До сознания Александра эти слова пробились не сразу. Капустин? Капустин… Вдруг он почувствовал, что ему стало жарко. Неужели тот самый Виталий Капустин? Нет, не может быть. Тот в Ленинграде, а этот из Москвы. Он снисходительно улыбнулся своему внезапному испугу. Мало ли Капустиных на белом свете!
Но когда в проёме самолёта он увидел молодого человека, который, выходя, зацепился шляпой за металлический верх и с виноватой улыбкой успел подхватить её, когда рассыпались его светлые волосы, а глаза на располневшем, но очень похожем на то, прежнее, лицо инструктора по туризму воззрились с каким-то испуганным изумлением на него, Молчанова, Саша сразу понял, что ошибки нет. Да, тот самый. Тихо сказал директору:
— Вот этот, со шляпой в руках, и есть Капустин.
— Ты его знаешь?
— Старое знакомство. Он когда-то работал на турбазе в Жёлтой Поляне, а я там в школе учился…
Капустин уже улыбался и шёл к ним с плащом в одной руке, с ёмким жёлтым портфелем в другой. Он был обрадован и, кажется, польщён, что его встречают у самолёта. И что среди встречающих оказался Молчанов, хотя у этого Молчанова были веские основания не очень радоваться встрече с прошлым. Впрочем, может, это и не так. Шесть лет прошло, все быльём поросло.
Эти мысли только промелькнули в голове Виталия Андреевича Капустина и тотчас оказались потесненными другими, уже чисто служебными мыслями. Он подчёркнуто-вежливо и с достоинством пожал руку старшим — директору и его заместителю — и только тогда повернулся к Молчанову.
— Рад видеть тебя, старик, — совсем уж радостно и по-свойски сказал Капустин, считая, что старое их знакомство и новое его положение разрешают фамильярность и обращение на «ты».
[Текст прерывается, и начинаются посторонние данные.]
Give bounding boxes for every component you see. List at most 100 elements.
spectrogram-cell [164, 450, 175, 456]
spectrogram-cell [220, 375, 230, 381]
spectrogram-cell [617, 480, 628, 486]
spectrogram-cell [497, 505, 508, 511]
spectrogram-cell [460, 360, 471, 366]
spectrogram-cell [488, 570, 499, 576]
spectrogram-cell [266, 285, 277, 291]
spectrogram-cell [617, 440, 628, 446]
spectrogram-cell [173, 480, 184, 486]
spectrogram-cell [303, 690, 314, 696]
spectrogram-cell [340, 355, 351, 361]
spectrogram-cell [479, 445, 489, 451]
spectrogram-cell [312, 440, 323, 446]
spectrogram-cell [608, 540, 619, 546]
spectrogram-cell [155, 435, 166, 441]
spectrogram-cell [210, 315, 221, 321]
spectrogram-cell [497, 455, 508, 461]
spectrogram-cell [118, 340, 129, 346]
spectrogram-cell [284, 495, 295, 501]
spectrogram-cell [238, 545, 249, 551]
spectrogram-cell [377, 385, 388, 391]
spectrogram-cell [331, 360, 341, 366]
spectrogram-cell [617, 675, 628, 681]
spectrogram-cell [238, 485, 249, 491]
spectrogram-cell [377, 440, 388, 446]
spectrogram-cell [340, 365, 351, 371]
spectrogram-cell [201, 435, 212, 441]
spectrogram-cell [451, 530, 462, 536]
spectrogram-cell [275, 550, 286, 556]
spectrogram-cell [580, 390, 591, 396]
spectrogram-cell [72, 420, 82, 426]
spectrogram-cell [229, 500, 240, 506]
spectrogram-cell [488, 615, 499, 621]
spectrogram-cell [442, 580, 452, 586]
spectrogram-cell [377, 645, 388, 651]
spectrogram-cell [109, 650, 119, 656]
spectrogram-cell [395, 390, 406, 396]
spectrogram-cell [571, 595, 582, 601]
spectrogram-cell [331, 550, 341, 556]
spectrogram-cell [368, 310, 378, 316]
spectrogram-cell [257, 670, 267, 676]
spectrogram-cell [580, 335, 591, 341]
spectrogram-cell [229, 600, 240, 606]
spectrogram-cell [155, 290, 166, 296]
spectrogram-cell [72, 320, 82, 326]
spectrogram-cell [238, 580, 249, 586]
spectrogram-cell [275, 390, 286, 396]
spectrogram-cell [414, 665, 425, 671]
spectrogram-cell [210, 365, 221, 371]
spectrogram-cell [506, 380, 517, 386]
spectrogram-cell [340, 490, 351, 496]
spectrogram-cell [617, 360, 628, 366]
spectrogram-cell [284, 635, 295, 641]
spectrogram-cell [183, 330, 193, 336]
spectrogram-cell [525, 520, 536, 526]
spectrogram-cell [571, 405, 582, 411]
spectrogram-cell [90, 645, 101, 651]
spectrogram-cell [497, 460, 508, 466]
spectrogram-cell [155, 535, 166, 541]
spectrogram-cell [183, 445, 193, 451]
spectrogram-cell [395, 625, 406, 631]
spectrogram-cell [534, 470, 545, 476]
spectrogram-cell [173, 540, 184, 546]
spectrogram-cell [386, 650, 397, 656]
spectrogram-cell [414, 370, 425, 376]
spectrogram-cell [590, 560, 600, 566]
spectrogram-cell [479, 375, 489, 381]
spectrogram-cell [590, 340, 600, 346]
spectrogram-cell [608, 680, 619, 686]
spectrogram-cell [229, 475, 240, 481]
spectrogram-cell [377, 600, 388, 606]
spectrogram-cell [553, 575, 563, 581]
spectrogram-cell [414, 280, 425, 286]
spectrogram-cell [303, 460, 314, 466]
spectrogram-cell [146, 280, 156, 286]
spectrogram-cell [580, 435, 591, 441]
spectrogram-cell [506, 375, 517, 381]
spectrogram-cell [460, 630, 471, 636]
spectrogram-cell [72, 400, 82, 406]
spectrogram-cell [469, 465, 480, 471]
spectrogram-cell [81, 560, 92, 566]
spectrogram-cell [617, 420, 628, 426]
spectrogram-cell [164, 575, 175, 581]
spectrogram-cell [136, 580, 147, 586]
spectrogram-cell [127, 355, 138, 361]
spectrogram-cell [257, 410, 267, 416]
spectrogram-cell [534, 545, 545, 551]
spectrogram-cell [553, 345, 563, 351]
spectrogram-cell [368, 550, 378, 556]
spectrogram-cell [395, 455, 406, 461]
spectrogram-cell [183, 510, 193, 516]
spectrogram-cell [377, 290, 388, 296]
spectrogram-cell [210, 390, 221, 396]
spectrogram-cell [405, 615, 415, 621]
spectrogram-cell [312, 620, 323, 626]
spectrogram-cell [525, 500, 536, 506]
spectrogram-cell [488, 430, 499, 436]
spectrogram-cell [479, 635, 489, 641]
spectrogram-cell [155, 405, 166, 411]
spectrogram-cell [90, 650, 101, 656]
— Здравствуй, — немного холоднее, чем надо бы, ответил Молчанов и пожал протянутую руку, довольно полную и мягкую руку, которая этой мягкостью, безволием и домашним теплом уже свидетельствовала, что туризмом, спортом, физической работой молодой человек давно не занимается. — Не ожидал видеть тебя в такой высокой должности и с такой миссией.
— 'Все течёт, все меняется', — сказал один древний. Я рад видеть тебя здесь… — Капустин и в самом деле даже порозовел от удовольствия. Обращаясь уже ко всем, он продолжал: — Вы тут, друзья мои, кажется, немного понервничали по поводу и без оного. Пахтан перед отъездом говорил мне, что в заповеднике оппозиция и все такое прочее. Постараемся найти общий язык. Вот и Молчанов нам поможет, по старой дружбе, верно, Александр?
Лицо Капустина светилось добрыми желаниями. Как все просто и хорошо!
Саша неопределённо улыбнулся, спросил:
— Значит, ты с полномочиями?
— Разумеется. Одно дело — бумаги, приказы, другое дело — слово, живое общение.
— На том совещании, где говорили о туризме в заповеднике, тоже было слово живое, — сказал директор.
— Не надо все это воспринимать буквально, — слегка нахмурился Капустин. — Отсюда и нервозность…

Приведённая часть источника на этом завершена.